All the Kremlin's Men
Inside the Court of Vladimir Putin
Recommendation
As Russia’s role on the global stage grows more provocative, Russian journalist Mikhail Zygar weighs in with a no-holds-barred look at Vladimir Putin’s leadership style. Zygar makes the compelling argument that to understand Putin you must look at the crucial insiders who have helped shape his regime. Putin, the author posits, is a somewhat reluctant ruler – and partly a creation of his closest advisers. Though Zygar doesn’t present an entirely airtight case for this claim, he offers ample evidence illustrating that there’s no overarching endgame behind Putin’s transgressions against human rights and international sensibilities. Instead, Zygar argues, Putin’s leadership is characterized by a pattern of lashing out, time and again, against some real or perceived threat to Russia or to Putin himself. Viewed through this prism of score-settling, Putin’s actions begin to make a sort of strange sense.

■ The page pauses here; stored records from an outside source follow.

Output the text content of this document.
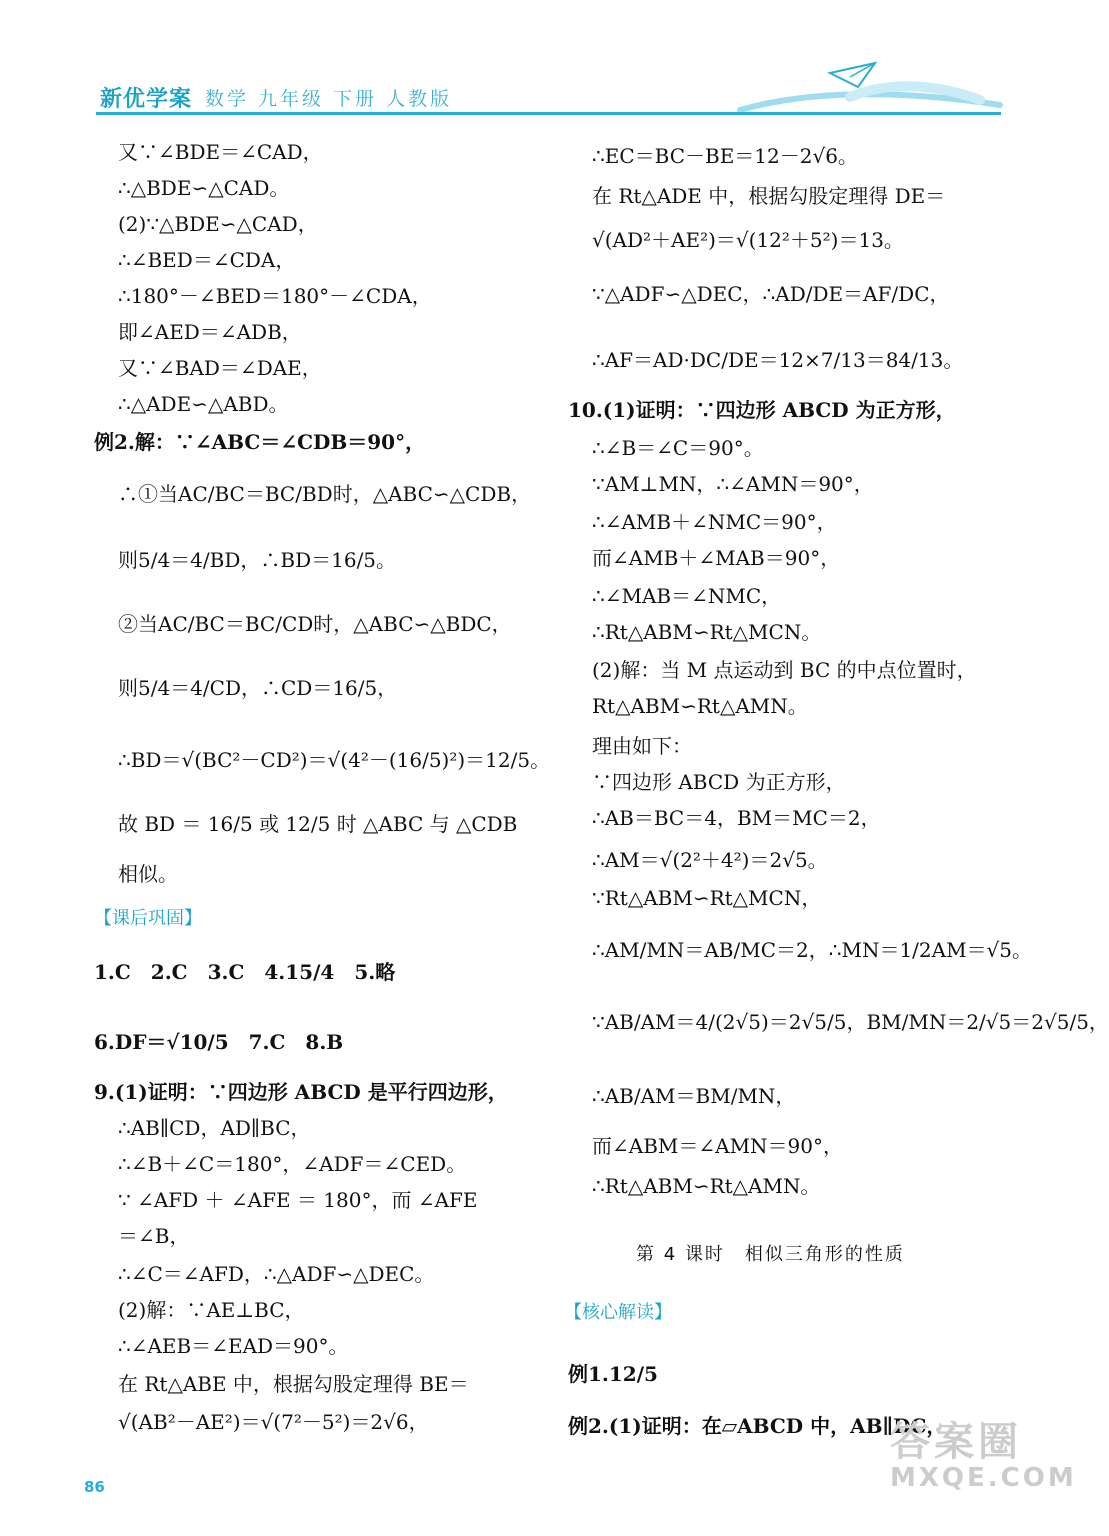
新优学案 数学 九年级 下册 人教版
又∵∠BDE＝∠CAD，
∴△BDE∽△CAD。
(2)∵△BDE∽△CAD，
∴∠BED＝∠CDA，
∴180°－∠BED＝180°－∠CDA，
即∠AED＝∠ADB，
又∵∠BAD＝∠DAE，
∴△ADE∽△ABD。
例2.解：∵∠ABC＝∠CDB＝90°，
∴①当AC/BC＝BC/BD时，△ABC∽△CDB，
则5/4＝4/BD，∴BD＝16/5。
②当AC/BC＝BC/CD时，△ABC∽△BDC，
则5/4＝4/CD，∴CD＝16/5，
∴BD＝√(BC²－CD²)＝√(4²－(16/5)²)＝12/5。
故 BD ＝ 16/5 或 12/5 时 △ABC 与 △CDB
相似。
【课后巩固】
1.C　2.C　3.C　4.15/4　5.略
6.DF＝√10/5　7.C　8.B
9.(1)证明：∵四边形 ABCD 是平行四边形，
∴AB∥CD，AD∥BC，
∴∠B＋∠C＝180°，∠ADF＝∠CED。
∵ ∠AFD ＋ ∠AFE ＝ 180°，而 ∠AFE
＝∠B，
∴∠C＝∠AFD，∴△ADF∽△DEC。
(2)解：∵AE⊥BC，
∴∠AEB＝∠EAD＝90°。
在 Rt△ABE 中，根据勾股定理得 BE＝
√(AB²－AE²)＝√(7²－5²)＝2√6，
∴EC＝BC－BE＝12－2√6。
在 Rt△ADE 中，根据勾股定理得 DE＝
√(AD²＋AE²)＝√(12²＋5²)＝13。
∵△ADF∽△DEC，∴AD/DE＝AF/DC，
∴AF＝AD·DC/DE＝12×7/13＝84/13。
10.(1)证明：∵四边形 ABCD 为正方形，
∴∠B＝∠C＝90°。
∵AM⊥MN，∴∠AMN＝90°，
∴∠AMB＋∠NMC＝90°，
而∠AMB＋∠MAB＝90°，
∴∠MAB＝∠NMC，
∴Rt△ABM∽Rt△MCN。
(2)解：当 M 点运动到 BC 的中点位置时，
Rt△ABM∽Rt△AMN。
理由如下：
∵四边形 ABCD 为正方形，
∴AB＝BC＝4，BM＝MC＝2，
∴AM＝√(2²＋4²)＝2√5。
∵Rt△ABM∽Rt△MCN，
∴AM/MN＝AB/MC＝2，∴MN＝1/2AM＝√5。
∵AB/AM＝4/(2√5)＝2√5/5，BM/MN＝2/√5＝2√5/5，
∴AB/AM＝BM/MN，
而∠ABM＝∠AMN＝90°，
∴Rt△ABM∽Rt△AMN。
第 4 课时　相似三角形的性质
【核心解读】
例1.12/5
例2.(1)证明：在▱ABCD 中，AB∥DC，
86
答案圈
MXQE.COM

Though this book pre-dates Moscow’s meddling in the US presidential elections, it can help readers imagine how such campaigns might bring Putin satisfaction. Zygar’s account is overly intricate at times, bogged down as it is in Putin’s ever-changing roster of consiglieres; but the prose is stellar. getAbstract believes this important book may be the closest thing to an insider’s account of the Kremlin and its secretive ruler.
Summary
About the Author
Mikhail Zygar is the former editor-in-chief of TV Rain, the only independent TV station in Russia. VICE News called him “the last journalist in Russia.”